= Tampa Bypass Canal =

River in the United States of America

The Tampa Bypass Canal and Palm River are a 14 mi flood bypass operated by the Southwest Florida Water Management District. The canal includes several concrete flood control structures and was constructed during the 1960s and 1970s. Its purpose is to redirect flood waters from large amounts of rainfall from the Hillsborough River to Tampa Bay to prevent floodwaters reaching homes and businesses. Despite its original purpose it is now used as a drinking water source for the City of Tampa. During construction of the canal the Floridan aquifer was accidentally breached.

When there is a large amount of rainfall and flooding is expected, this structure redirects the rising waters along the Hillsborough River into the constructed canal and down to McKay Bay.

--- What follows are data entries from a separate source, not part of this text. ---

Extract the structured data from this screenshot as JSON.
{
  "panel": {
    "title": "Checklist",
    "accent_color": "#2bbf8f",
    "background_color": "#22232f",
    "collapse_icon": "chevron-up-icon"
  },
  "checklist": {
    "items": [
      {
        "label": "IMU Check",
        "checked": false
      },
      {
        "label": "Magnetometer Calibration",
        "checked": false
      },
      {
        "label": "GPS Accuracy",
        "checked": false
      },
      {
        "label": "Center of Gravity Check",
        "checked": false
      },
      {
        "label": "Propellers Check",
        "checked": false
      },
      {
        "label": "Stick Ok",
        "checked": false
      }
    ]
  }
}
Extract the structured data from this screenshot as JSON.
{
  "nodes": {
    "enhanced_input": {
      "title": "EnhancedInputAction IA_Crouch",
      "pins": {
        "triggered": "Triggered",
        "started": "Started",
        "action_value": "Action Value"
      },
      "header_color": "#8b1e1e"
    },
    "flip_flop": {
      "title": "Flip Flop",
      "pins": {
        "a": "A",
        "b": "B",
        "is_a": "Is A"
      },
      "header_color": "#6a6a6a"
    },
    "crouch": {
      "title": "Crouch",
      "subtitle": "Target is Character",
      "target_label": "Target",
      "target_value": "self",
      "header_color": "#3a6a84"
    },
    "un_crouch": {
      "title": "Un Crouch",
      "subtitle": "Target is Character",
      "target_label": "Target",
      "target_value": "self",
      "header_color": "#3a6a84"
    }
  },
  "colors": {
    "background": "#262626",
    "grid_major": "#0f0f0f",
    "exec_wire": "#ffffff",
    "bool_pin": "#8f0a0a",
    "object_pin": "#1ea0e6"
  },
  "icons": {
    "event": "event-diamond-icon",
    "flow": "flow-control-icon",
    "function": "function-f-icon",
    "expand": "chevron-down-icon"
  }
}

This protects homes and businesses in Temple Terrace and Tampa from flooding.

The Tampa Bypass Canal works together with the Lower Hillsborough Flood Detention Area, which is land owned by the District. This land provides an area for the storage and detention of overflow water from the Hillsborough River and the Tampa Bypass Canal. Because it is used for water overflow storage, there are no homes or businesses built here.

The land in the Lower Hillsborough Flood Detention Area represents a variety of natural habitats along portions of the Hillsborough River and the connecting floodplain areas. Habitats include river swamps with cypress trees and hardwoods, cabbage palms and oak hammocks, and some areas of pine lands and palmetto prairies. As one of the largest undeveloped areas in Hillsborough County, this area is managed for its water resources and flood management functions. But it has also become a favorite recreational area and a regionally important wildlife area. It is used as a rowing venue for USRowing.